9 Ages of Nakedness

I can’t believe that in all the years I’ve been running this blog this is the first post I’ve written on the feature film The Nine Ages of Nakedness. A film that the director George Harrison Marks boasted featured “150 girls in the all-together”.

It was originally entitled The Seven Ages of Nakedness, a title inspired by John Gielgud’s one-man show The Seven Ages of Man, but to increase the film’s running time to a reasonable length two more ages had to be added. Even with the two extra ages, the whole film seems a bit stretched.

In the film, George Harrison Marks plays a rather camp glamour photographer whose encounters with women are bedevilled by mishaps. This leads him to seek help from an “Indian” psycho-analyst with a comedy accent on Harley Street. While on the couch, he declares his belief that the male members of his family are cursed and recounts nine tales of family misfortune.

The Nine Ages of Nakedness

THE STONE AGE. ‘Harry Stone Marks’, fresh from carving Stonehenge is employed to draw a cavewoman housewife (June Palmer), only to end up pelted with rocks when her husband takes a fancy to Marks’ blonde secretary. I love the stone age record player in this scene — very Flintstones.

THE EGYPTIAN AGE. The Jewish slave ‘Harrison Hubergritz’ is commissioned to design a burial chamber for the Pharaoh. He employs six beautiful girls as models, but as the project will take him a lifetime to complete, he replaces them as time lessens their loveliness. After fifty years a misplaced hammer blow causes the whole edifice to collapse.

THE CHINESE AGE. In an oriental offshoot of the Marks family, Ha-Ri-Son, a wealthy and elderly Mandarin gentleman who worships his lovely young wife, becomes enraged when he finds her in the arms of his gardener. Seeing them passionately embracing on a bridge he uses his mystical powers to turn the whole garden including the lovers, into blue and white porcelain — thus was born the legend of the willow pattern.

THE GRECIAN AGE. The ageing Professor Marc, sculptor, wanders through a tree-lined avenue of stone plinths and on all except one stands a lovely nude woman. As he gazes at the empty plinth, the professor recalls the captivating model with whom he once fell in love with.

THE CAVALIER AGE. Sir Harrison Chandelier is hired by Sir Rupert to paint a nude portrait of Her Ladyship. Totally focussed on his work he fails to notice the arrival of The Roundheads. Cromwell’s men slash the canvas to ribbons, and Sir Harrison is committed to the stocks and pelted with refuse, and subjected to the insults of the mob. This is a semi-remake of one of Marks earlier 8mm glamour films called The Bare Truth.

THE OLD TIME MUSIC HALL AGE. In Victorian England, music hall impresario ‘The Great Marko’, is down on his luck. A chance meeting with a Cockney cleaning lady — who he imagines topless — provides Marko with the idea of presenting a show based around ‘Living Statues’. This leads him to be prosecuted, but the court merely imposes a small fine as the judge is appreciative of the art form.
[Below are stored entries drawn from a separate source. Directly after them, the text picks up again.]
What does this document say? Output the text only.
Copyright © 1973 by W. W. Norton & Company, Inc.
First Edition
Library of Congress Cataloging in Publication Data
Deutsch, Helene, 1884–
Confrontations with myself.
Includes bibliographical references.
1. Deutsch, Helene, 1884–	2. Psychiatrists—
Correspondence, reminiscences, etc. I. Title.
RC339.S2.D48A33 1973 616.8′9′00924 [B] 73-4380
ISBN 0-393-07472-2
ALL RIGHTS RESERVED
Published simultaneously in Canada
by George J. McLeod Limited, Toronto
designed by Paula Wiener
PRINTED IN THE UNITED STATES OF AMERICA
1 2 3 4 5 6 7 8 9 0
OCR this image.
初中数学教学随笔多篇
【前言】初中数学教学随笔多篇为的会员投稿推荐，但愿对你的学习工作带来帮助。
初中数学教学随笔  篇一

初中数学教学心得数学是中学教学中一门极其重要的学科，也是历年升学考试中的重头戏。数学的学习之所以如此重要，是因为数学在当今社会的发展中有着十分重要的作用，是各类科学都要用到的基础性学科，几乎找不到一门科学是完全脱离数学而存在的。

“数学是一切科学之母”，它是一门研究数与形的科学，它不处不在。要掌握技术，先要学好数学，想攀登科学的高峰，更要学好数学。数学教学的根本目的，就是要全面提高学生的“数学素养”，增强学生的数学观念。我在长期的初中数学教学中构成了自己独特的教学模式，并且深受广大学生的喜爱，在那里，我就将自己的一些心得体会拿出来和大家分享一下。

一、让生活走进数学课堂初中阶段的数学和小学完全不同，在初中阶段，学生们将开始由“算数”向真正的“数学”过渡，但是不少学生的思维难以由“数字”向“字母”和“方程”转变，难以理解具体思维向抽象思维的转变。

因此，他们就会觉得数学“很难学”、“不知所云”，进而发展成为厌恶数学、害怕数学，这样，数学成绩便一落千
THE OLD DARK HOUSE. This scene was missing from the cut of the film I have on DVD. All I know about it is that it features “Professor Frankenstein Harrison Marks”.

THE POETIC AGE. Byron Marks waxes lyrically about women but fails to get any credit for his poetry.

THE TOPLESS COMPUTER AGE. It is approaching the year 3000, and a group of gorgeous topless beauties attend a maze of computers. Their leader (Monique Devereaux), escorting visitors from another planet, shows them the only male they keep in captivity to populate the sphere. Caveman like, he gnaws a bone, whilst on a wall is kept the score of his hundreds of conquests. This is the only story in which Marks does not make a cameo appearance.

June Palmer in The Stone Age from The Nine Ages of Nakedness (1969).

Not long after he completed the film, Marks declared bankruptcy and sold all rights to it. Who the current rights owner are unknown but I have heard a rumour that several cans of film labelled The Nine Ages of Nakedness lurk in the basement of the BFI collecting dust. As I said, the version I have on DVD omits the “Old Dark House” story, even though it lists it on the back cover copy. In addition, it seems footage from the “Computer Age” sequence was also deleted, including the punch line. Maybe one day a decent cut of the film will emerge.